La cosa, en realidad, siempre ha estado mala. Desde que uno tiene uso de razón. Pero no invoquemos apresuradamente el Período Especial (¡Vade retro!), aquella famosa y siniestra época en que abrimos los ojos al mundo quienes hacemos El Estornudo. Todos estamos demasiado traumados… (Desde entonces comenzaron a jodérsenos los pulmones y los bronquios es por ello que andamos confabulados en esta revista).
Hagamos un breve ejercicio de memoria a más corto plazo. ¿Recuerdan cuando alrededor de 2007 o 2008 la economía cubana mostraba algunos picos vitales en el raso electrocardiograma de toda la vida (por entonces se incrementaron incluso las matrículas de Periodismo, se abrió la carrera en algunas provincias, y nuestros profesores hablaban esperanzados de un aumento en las páginas de los diarios, de ediciones vespertinas, de la apertura de emisoras de radio y canales de TV a lo largo de la isla), pero enseguida vinieron dos potentes huracanes (Gustav; Ike), back to back, y todo aquello se lo llevó el viento? Bueno, entonces aún teníamos mucho petróleo venezolano, y Raúl Castro guardaba bajo la manga el as de sus reformas «sin prisa, pero sin pausa».
¿Alguien recuerda cuando hace unos cinco años se perdieron al unísono los condones y las cervezas en La Habana, y hacíamos chistes en Facebook sobre esa «feliz» coincidencia que al menos nos salvaría de embarazos indeseados y enfermedades venéreas? Bien, por entonces aún estábamos deslumbrados con Facebook, y eso era ya bastante. Las cervezas Presidente (trujillistas, por cierto) llegarían pronto al rescate, y nos quedaban, por supuesto, los íntimos y autónomos consuelos que ustedes saben.

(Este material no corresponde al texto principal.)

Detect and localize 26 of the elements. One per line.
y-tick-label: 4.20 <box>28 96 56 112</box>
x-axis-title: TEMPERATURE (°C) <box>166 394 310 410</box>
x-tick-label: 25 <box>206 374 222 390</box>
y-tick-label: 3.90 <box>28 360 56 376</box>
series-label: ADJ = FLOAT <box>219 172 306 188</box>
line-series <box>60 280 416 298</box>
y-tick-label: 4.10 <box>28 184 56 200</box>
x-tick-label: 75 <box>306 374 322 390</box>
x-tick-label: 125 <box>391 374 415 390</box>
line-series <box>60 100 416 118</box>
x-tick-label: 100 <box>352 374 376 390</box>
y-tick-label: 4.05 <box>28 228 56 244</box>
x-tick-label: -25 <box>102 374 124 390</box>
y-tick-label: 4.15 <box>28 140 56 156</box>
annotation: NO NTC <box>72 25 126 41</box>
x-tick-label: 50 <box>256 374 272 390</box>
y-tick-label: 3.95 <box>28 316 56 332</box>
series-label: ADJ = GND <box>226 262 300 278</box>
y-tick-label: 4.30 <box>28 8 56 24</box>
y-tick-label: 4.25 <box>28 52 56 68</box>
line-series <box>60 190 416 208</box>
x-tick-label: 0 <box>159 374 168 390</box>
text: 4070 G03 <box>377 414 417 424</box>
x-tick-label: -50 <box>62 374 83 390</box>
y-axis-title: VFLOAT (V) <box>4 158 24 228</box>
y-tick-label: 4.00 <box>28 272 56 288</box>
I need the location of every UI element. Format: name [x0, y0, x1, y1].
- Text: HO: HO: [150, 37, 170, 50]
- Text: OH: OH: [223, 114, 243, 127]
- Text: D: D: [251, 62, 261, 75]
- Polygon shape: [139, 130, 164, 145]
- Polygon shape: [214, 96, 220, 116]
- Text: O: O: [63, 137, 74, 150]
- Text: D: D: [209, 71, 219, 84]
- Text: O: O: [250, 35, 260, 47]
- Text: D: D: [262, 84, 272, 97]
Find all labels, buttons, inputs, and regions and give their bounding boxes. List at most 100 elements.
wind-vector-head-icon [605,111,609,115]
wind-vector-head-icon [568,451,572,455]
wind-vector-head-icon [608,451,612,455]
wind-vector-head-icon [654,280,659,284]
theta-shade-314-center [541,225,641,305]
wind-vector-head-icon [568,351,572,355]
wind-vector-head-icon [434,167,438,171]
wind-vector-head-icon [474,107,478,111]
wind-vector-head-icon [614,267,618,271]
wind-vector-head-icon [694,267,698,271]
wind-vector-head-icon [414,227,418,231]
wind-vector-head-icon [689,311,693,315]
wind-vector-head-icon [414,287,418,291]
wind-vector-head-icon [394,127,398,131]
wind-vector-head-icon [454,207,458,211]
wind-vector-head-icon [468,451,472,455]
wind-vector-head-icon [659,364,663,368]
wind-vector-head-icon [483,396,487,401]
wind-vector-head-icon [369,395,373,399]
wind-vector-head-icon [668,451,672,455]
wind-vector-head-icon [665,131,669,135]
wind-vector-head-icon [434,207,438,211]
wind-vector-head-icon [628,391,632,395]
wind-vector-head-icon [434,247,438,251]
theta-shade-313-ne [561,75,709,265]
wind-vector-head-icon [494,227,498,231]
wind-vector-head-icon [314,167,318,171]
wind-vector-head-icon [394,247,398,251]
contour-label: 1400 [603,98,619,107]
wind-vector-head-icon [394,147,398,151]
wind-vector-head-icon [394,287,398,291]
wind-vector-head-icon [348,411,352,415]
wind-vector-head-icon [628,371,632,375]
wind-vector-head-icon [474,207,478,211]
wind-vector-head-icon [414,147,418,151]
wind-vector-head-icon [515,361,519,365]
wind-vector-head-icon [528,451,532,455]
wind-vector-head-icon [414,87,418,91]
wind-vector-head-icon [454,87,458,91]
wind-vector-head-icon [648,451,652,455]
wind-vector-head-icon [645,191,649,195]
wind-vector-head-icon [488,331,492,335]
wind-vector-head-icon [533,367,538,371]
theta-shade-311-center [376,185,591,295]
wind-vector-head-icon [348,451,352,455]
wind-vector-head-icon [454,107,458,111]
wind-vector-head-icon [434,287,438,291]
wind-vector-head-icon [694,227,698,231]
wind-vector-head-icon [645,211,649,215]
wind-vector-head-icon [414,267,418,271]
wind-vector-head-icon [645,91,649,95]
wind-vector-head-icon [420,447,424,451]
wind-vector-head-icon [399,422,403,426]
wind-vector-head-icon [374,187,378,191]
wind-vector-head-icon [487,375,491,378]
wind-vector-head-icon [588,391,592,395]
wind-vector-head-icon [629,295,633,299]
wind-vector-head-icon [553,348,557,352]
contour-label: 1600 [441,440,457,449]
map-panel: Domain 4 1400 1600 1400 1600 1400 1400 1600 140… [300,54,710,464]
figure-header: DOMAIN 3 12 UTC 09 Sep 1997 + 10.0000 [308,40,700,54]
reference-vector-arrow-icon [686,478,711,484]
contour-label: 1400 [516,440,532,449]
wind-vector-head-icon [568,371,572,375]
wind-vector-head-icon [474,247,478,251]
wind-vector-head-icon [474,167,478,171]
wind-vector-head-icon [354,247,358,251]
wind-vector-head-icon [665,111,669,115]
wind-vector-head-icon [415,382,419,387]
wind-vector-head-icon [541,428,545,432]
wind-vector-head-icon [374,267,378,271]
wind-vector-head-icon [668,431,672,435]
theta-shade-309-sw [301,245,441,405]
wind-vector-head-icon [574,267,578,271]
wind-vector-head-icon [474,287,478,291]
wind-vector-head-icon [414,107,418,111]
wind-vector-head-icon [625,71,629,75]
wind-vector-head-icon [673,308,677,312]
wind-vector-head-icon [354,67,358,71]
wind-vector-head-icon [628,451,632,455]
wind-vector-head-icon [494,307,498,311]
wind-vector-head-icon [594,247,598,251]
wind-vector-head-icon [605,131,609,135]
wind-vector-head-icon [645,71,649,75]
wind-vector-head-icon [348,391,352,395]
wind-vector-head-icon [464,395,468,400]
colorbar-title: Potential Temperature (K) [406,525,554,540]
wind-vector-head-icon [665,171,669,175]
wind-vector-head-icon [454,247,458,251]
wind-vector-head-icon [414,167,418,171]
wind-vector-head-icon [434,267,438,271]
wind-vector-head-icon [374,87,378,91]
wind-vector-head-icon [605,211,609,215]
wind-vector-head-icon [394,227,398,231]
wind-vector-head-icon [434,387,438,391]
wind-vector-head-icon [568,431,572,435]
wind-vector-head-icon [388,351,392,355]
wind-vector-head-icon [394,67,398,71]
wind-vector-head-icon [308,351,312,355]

OK, ¿y se acuerdan todavía de aquel delicioso gag de Conan O’Brien en su show sobre la Cuba del deshielo? ¿Aquel en que la crónica escasez isleña se representaba mediante su tragicómico opuesto, la ridícula sobreabundancia de un único producto, el célebre vino seco El Mundo, en un mercado habanero? Pues resulta obvio que en 2015 al menos no faltaba el vino seco en las cocinas cubanas. Pero, sobre todo, teníamos a Obama y el 17D, y la Historia estaba cambiando, y el futuro del país parecía airearse, y todos más o menos nos habíamos entusiasmado…
Ahora esto es lo que hay. Lo que muestran estas imágenes en diferentes puntos de La Habana y en el turístico pueblo de Viñales, Pinar del Río: neveras y estantes desiertos, colas exasperantes, crispación en la gente… Una crisis general de desabastecimiento que ha hecho pensar a muchos en los tiempos aciagos de hace un cuarto de siglo.
No ha habido esta vez un batacazo monumental (como el desplome de la URSS), ni la economía cubana tiene exactamente la misma configuración que a principios de los noventa. Pero seguimos vestidos con el doble sambenito de la ineficiencia interna y la dependencia externa.
Este cóctel Molotov, cuya mecha nadie sabe cuán larga es, tiene ingredientes tan explosivos como Trump y la Helms Burton, el descalabro de Maduro y la reducción de la cuota petrolera (sí, en este caso, eso es lo inflamable), el abrupto final del Programa Mais Médicos en Brasil, los desastres naturales, la falta de liquidez y la presión de los acreedores extranjeros, los lastres a la iniciativa privada dentro de la isla, los prejuicios de la intransigente vieja guardia política y los secretos devaneos corporativos del reformismo autoritario.
Esto mientras los jóvenes siguen emigrando, como ratas de un barco que casi se hunde… pero que después de todo, al pairo en medio del error y del delirio, pareciera insumergible. Y mientras, esa barcaza, o ese país, con su escasez, sus colas agónicas, su cansancio, su desazón o su estoicismo, sus discursos y su gritería, se hace estas selfies y las postea ante nuestros propios ojos con título enigmático: «La cosa está mala».